Second, your contributions reduce stress. According to a 2017 Gallup poll, 54 percent of Americans worry about not having enough money for retirement. Knowing that they’ve committed to saving and investing – with your financial support – your employees can sleep better at night and be more engaged at work.
Work from Home
Allowing your employees to work from home is a leap of faith. You’re trusting them to get their work done while having the same, or higher, level of productivity that they would have if they were in the office.
While searching for a hard ROI you can measure things like how much you’ve reduced overhead expenses. However, it’s better to appreciate that, in addition to adding to your employee’s job satisfaction, you are giving them the opportunity to learn how to be more responsible, specifically with their time. Who doesn’t want a more responsible employee?
Typically, wellness programs are offered to control healthcare costs and improve employee productivity. Sure, you can gather data about decreased absenteeism and medical claims, but the hard ROI is still uncertain.
It’s better to look for the soft ROIs associated with wellness programs. Though unmeasurable, the benefit reduces the health risks of those who participate. Also, there are group components to wellness programs that improve comradery and team effectiveness.
Lunch as a Benefit (LaaB)
If you offer a lunch program, you may be tempted to try to measure the resulting productivity. That makes sense. Even the World Health Organization says that adequate nourishment can raise overall productivity levels by 20 percent. Is your lunch program raising your employees’ productivity by 20 percent? It could be higher. It could be lower. Either way, how would you know?

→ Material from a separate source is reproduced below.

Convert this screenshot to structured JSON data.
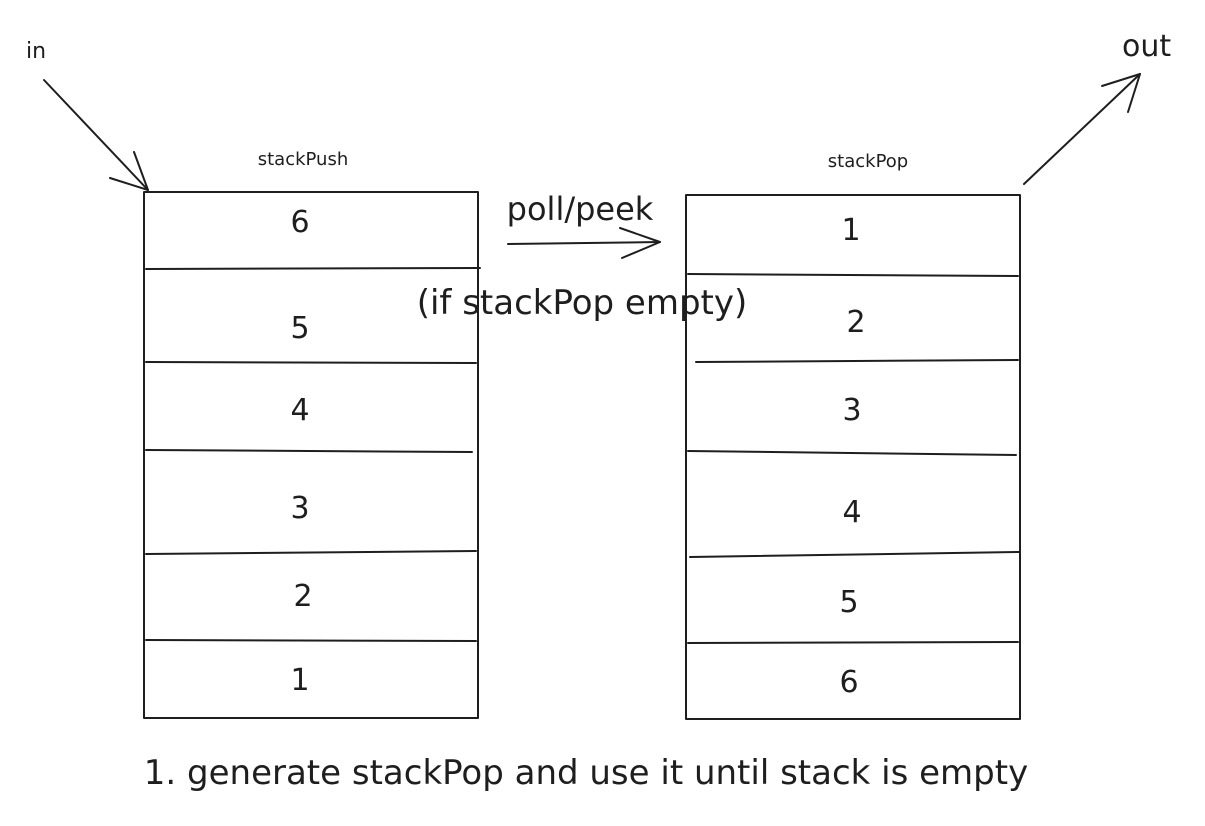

What you can know is that offering LaaB results in several soft ROIs. One is increased collaboration through the breaking down of silos. Enjoying food together is a basic human expression of community. It has the power to create bonds between people who may have never otherwise socialized.
Another soft ROI is the development of effective communication. When coworkers eat together and discuss their lives or their work, they have the opportunity to socialize in a way that involves articulating themselves and being good listeners. These are excellent traits for leaders.
This is one of those benefits where there is no reason to even try calculating a hard ROI. What you are doing with this benefit is improving the lives of your employees and increasing the talent of your workforce. Your commitment to your employee’s education is a demonstration that you care about them. Ultimately, you get employees with a high morale who are preparing themselves for leadership roles.
You Can Manage What You Can’t Measure
One bit of outdated workplace dogma is, “If you can’t measure it, you can’t manage it.” No one is saying not to attempt measuring outcomes. The point is to value outcomes that are not measurable with a hard ROI. Creating well-rounded, educated, healthy, leaders is an outcome that every organization should appreciate.